No contrato de financiamento de que trata a pergunta, o cliente emprestou quantia de dinheiro para a aquisição de um carro. O valor do empréstimo foi pago pelo banco ao vendedor, tendo o cliente se obrigado a pagar parceladamente o valor emprestado com o acréscimo dos juros e encargos bancários, tendo o próprio carro ficado como garantia do negócio.

Como houve inadimplemento por parte do cliente, o banco requisitou a entrega judicial do carro, que foi vendido para a recuperação do dinheiro emprestado.
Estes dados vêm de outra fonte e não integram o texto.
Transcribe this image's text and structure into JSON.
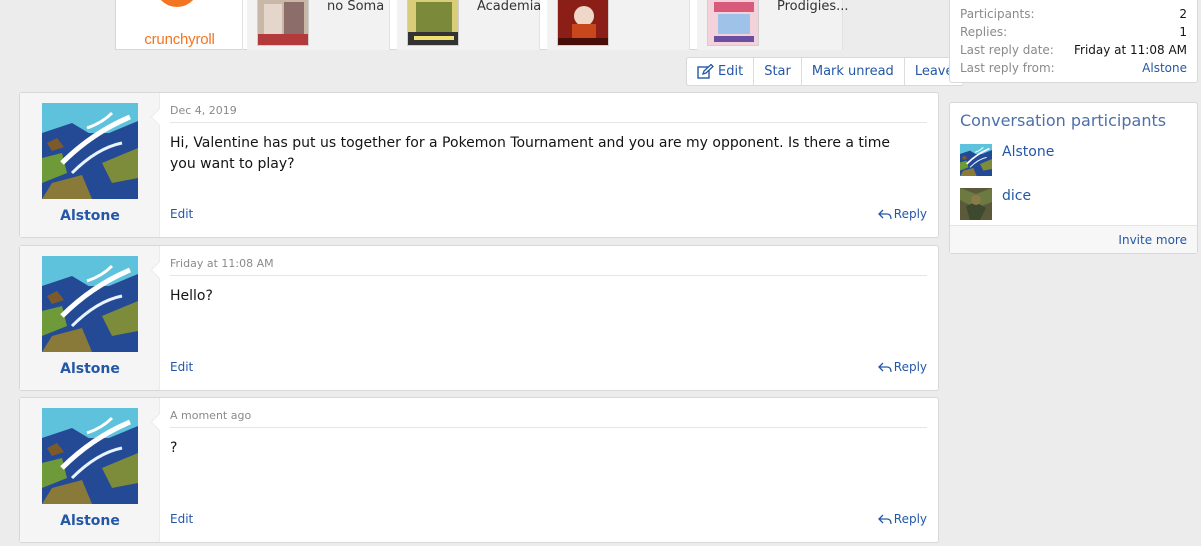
{
  "promo": {
    "brand": "crunchyroll",
    "items": [
      {
        "title": "no Soma"
      },
      {
        "title": "Academia"
      },
      {
        "title": ""
      },
      {
        "title": "Prodigies..."
      }
    ]
  },
  "actions": {
    "edit": "Edit",
    "star": "Star",
    "mark_unread": "Mark unread",
    "leave": "Leave"
  },
  "messages": [
    {
      "user": "Alstone",
      "date": "Dec 4, 2019",
      "body": "Hi, Valentine has put us together for a Pokemon Tournament and you are my opponent. Is there a time you want to play?",
      "edit": "Edit",
      "reply": "Reply"
    },
    {
      "user": "Alstone",
      "date": "Friday at 11:08 AM",
      "body": "Hello?",
      "edit": "Edit",
      "reply": "Reply"
    },
    {
      "user": "Alstone",
      "date": "A moment ago",
      "body": "?",
      "edit": "Edit",
      "reply": "Reply"
    }
  ],
  "info": {
    "participants_label": "Participants:",
    "participants_value": "2",
    "replies_label": "Replies:",
    "replies_value": "1",
    "last_date_label": "Last reply date:",
    "last_date_value": "Friday at 11:08 AM",
    "last_from_label": "Last reply from:",
    "last_from_value": "Alstone"
  },
  "participants": {
    "title": "Conversation participants",
    "list": [
      {
        "name": "Alstone"
      },
      {
        "name": "dice"
      }
    ],
    "invite": "Invite more"
  },
  "colors": {
    "link": "#2457a6",
    "brand_orange": "#f47521",
    "page_bg": "#ececec"
  }
}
Após a venda, a inscrição do cliente no Serasa somente é possível se, mesmo após sua realização, restar saldo de dívida a ser pago pelo cliente e este permanecer inadimplente.

No caso, existe visível discrepância entre o valor do empréstimo (R$ 8,5 mil) e o valor cobrado ao final pelo banco (R$ 17,8 mil), o que leva a crer que estão sendo cobrados juros, encargos e multas de forma abusiva, o que é vedado pela lei.

O cliente deve solicitar ao banco que forneça demonstrativo de todas as operações financeiras referentes ao financiamento, em que sejam discriminados os valores referentes aos juros cobrados, eventuais multas, custas, etc. Assim, é possível verificar se houve alguma irregularidade na apuração do saldo devedor e, consequentemente, concluir se a inscrição no Serasa é indevida ou não.

Caso a inscrição seja indevida, o cliente poderá ajuizar ação judicial, com pedido liminar, para que seja determinada a exclusão compulsória de seu registro junto ao Serasa. Na mesma ação o cliente ainda poderá reclamar a revisão do contrato de financiamento, com possível devolução do que foi excessivamente pago, e indenização por danos morais.